New Delhi: Defence minister Nirmala Sitharaman on Wednesday confirmed that Prime Minister Narendra Modi did not have the approval from the Cabinet Committee on Security (CCS) when he said India would procure 36 Rafale fighter jets during his visit to France in April, 2015.
In an interview with CNN-News18, Sitharaman said what the PM had made was only an expression of interest to negotiate a deal for the Rafale jets and this did not require an approval by the CCS.
Claiming that CCS clearance was not required at the expression of interest stage, she said the approval is needed only when you want an agreement signed through.
“After 16 hard months of negotiation, a draft is taken to the cabinet, the CCS approves it and post that approval you go ahead to sign with the French, which happened in September 2016. The negotiations over the 16 months included those on price, quantity, any add ons that you want. We followed the process thoroughly,” she said.
The CCS had cleared the Rs 58,000 crore Rafale deal in August, 2016, nearly 16 months after the announcement of its procurement was made by PM Modi.

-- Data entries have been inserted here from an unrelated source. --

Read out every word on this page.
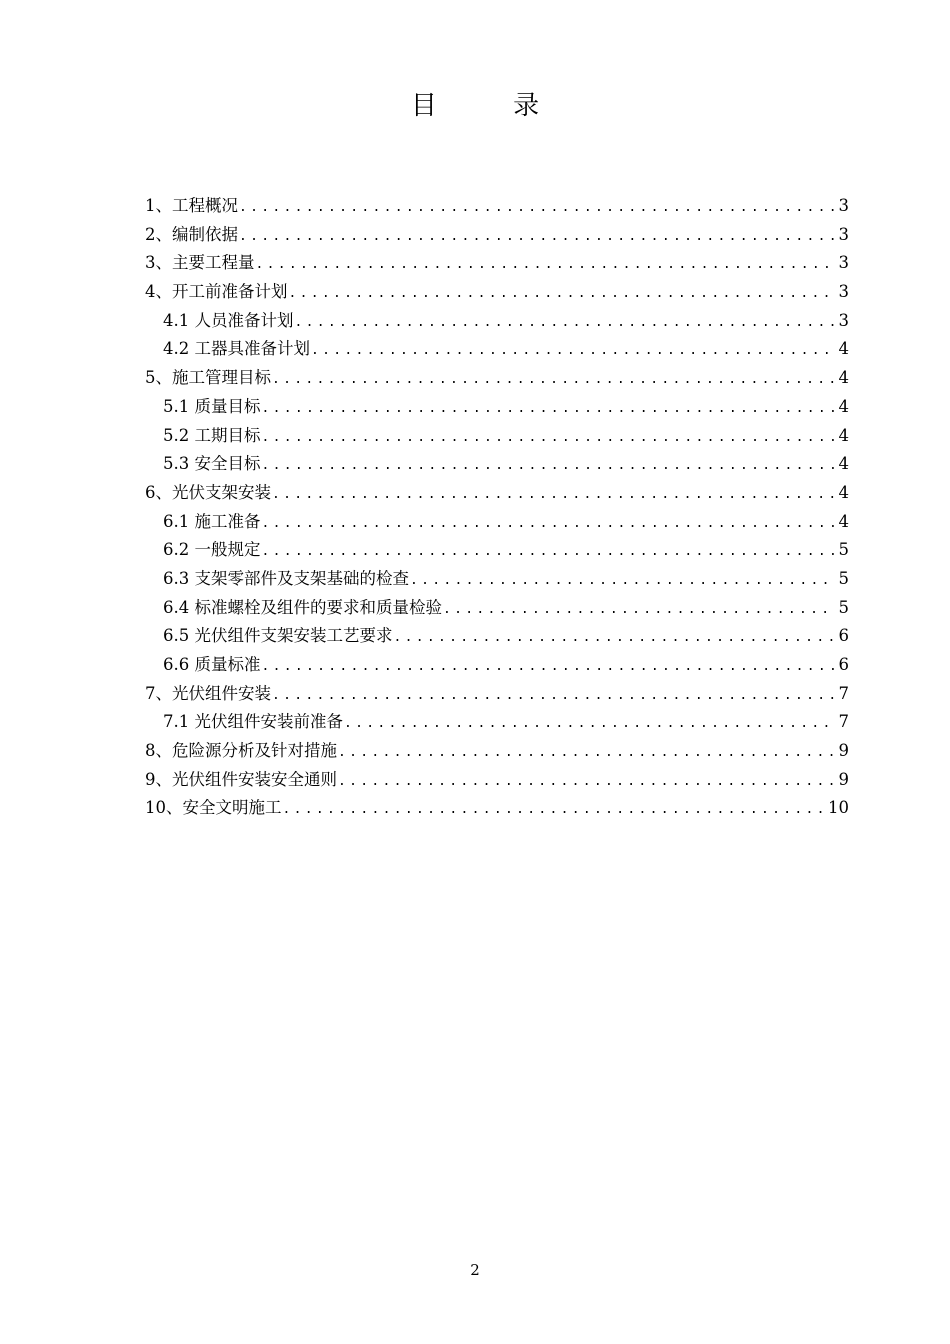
目 录
1、工程概况 .....	3
2、编制依据 .....	3
3、主要工程量 .....	3
4、开工前准备计划 .....	3
4.1 人员准备计划 .....	3
4.2 工器具准备计划 .....	4
5、施工管理目标 .....	4
5.1 质量目标 .....	4
5.2 工期目标 .....	4
5.3 安全目标 .....	4
6、光伏支架安装 .....	4
6.1 施工准备 .....	4
6.2 一般规定 .....	5
6.3 支架零部件及支架基础的检查 .....	5
6.4 标准螺栓及组件的要求和质量检验 .....	5
6.5 光伏组件支架安装工艺要求 .....	6
6.6 质量标准 .....	6
7、光伏组件安装 .....	7
7.1 光伏组件安装前准备 .....	7
8、危险源分析及针对措施 .....	9
9、光伏组件安装安全通则 .....	9
10、安全文明施工 .....	10
2
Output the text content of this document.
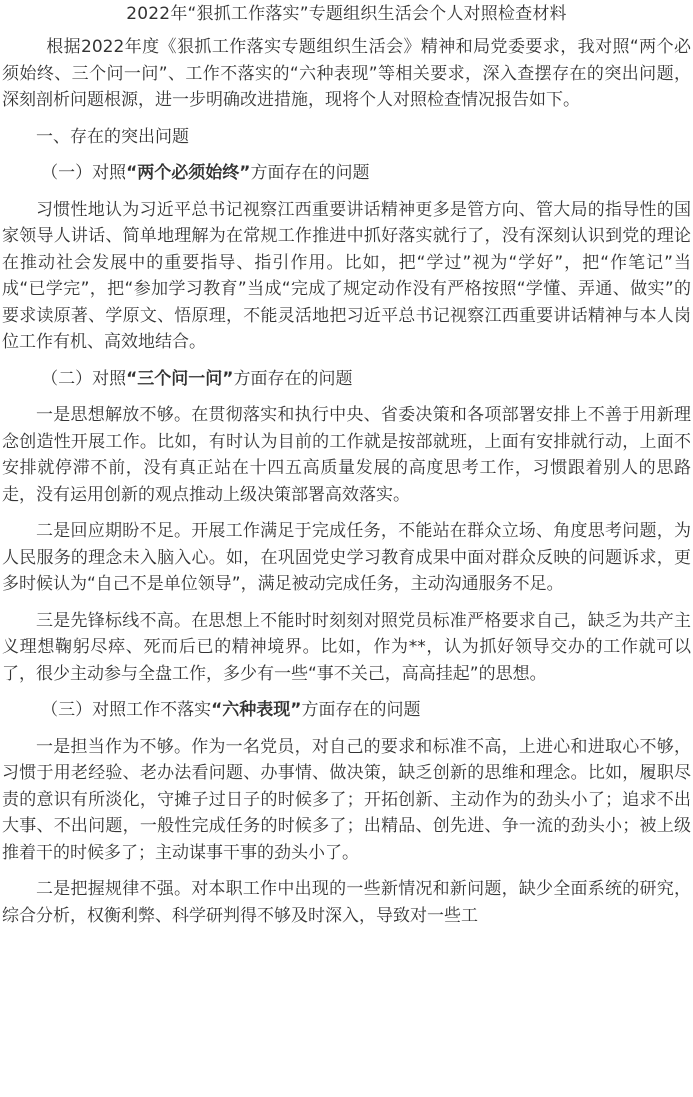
2022年“狠抓工作落实”专题组织生活会个人对照检查材料

根据2022年度《狠抓工作落实专题组织生活会》精神和局党委要求，我对照“两个必须始终、三个问一问”、工作不落实的“六种表现”等相关要求，深入查摆存在的突出问题，深刻剖析问题根源，进一步明确改进措施，现将个人对照检查情况报告如下。

一、存在的突出问题

（一）对照“两个必须始终”方面存在的问题

习惯性地认为习近平总书记视察江西重要讲话精神更多是管方向、管大局的指导性的国家领导人讲话、简单地理解为在常规工作推进中抓好落实就行了，没有深刻认识到党的理论在推动社会发展中的重要指导、指引作用。比如，把“学过”视为“学好”，把“作笔记”当成“已学完”，把“参加学习教育”当成“完成了规定动作没有严格按照“学懂、弄通、做实”的要求读原著、学原文、悟原理，不能灵活地把习近平总书记视察江西重要讲话精神与本人岗位工作有机、高效地结合。

（二）对照“三个问一问”方面存在的问题

一是思想解放不够。在贯彻落实和执行中央、省委决策和各项部署安排上不善于用新理念创造性开展工作。比如，有时认为目前的工作就是按部就班，上面有安排就行动，上面不安排就停滞不前，没有真正站在十四五高质量发展的高度思考工作，习惯跟着别人的思路走，没有运用创新的观点推动上级决策部署高效落实。

二是回应期盼不足。开展工作满足于完成任务，不能站在群众立场、角度思考问题，为人民服务的理念未入脑入心。如，在巩固党史学习教育成果中面对群众反映的问题诉求，更多时候认为“自己不是单位领导”，满足被动完成任务，主动沟通服务不足。

三是先锋标线不高。在思想上不能时时刻刻对照党员标准严格要求自己，缺乏为共产主义理想鞠躬尽瘁、死而后已的精神境界。比如，作为**，认为抓好领导交办的工作就可以了，很少主动参与全盘工作，多少有一些“事不关己，高高挂起”的思想。

（三）对照工作不落实“六种表现”方面存在的问题

一是担当作为不够。作为一名党员，对自己的要求和标准不高，上进心和进取心不够，习惯于用老经验、老办法看问题、办事情、做决策，缺乏创新的思维和理念。比如，履职尽责的意识有所淡化，守摊子过日子的时候多了；开拓创新、主动作为的劲头小了；追求不出大事、不出问题，一般性完成任务的时候多了；出精品、创先进、争一流的劲头小；被上级推着干的时候多了；主动谋事干事的劲头小了。

二是把握规律不强。对本职工作中出现的一些新情况和新问题，缺少全面系统的研究，综合分析，权衡利弊、科学研判得不够及时深入，导致对一些工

Sitharaman’s statement came on the day when the Supreme Court lens fell on the decision making process for the deal. It has asked the Centre to provide details of the process in a sealed cover by October 29.
The Congress has been demanding details of the deal, including cost of equipment and weapons, alleging that the deal negotiated under its rule was much cheaper than the contract signed by the Modi government.
On many occasions, the Congress had asked the government whether the CCS clearance was taken before the PM announced about the procurement of the jets during his visit to Paris in April 2015.
“After being in power for almost the first 30 years of the country, the Congress is still not clear which procedure to follow for which occasion. A statement of interest by the PM, does it require CCS clearance? Come on, Congress party. I’m sure you know more,” Sitharaman further said.
She slammed the Congress party for comparing the price of a deal that they did not conclude to one which the NDA had concluded. Had they bought an aircraft, she added, the comparison with one that the BJP-ruled government bought would have been logical.
A joint statement issued on April 10, 2015 after PM Modi's talks with the then French President Franois Hollande had said India conveyed to the government of France that in view of the critical operational necessity for multirole combat aircraft for the Indian Air Force, government of India would like to acquire 36 Rafale jets in fly-away condition as quickly as possible.
"The two leaders agreed to conclude an Inter- Governmental Agreement for supply of the aircraft on terms that would be better than conveyed by Dassault Aviation as part of a separate process underway," the statement said.
It also said associated systems and weapons would be delivered on the same configuration as had been tested and approved by the Indian Air Force, and with a longer maintenance responsibility by France.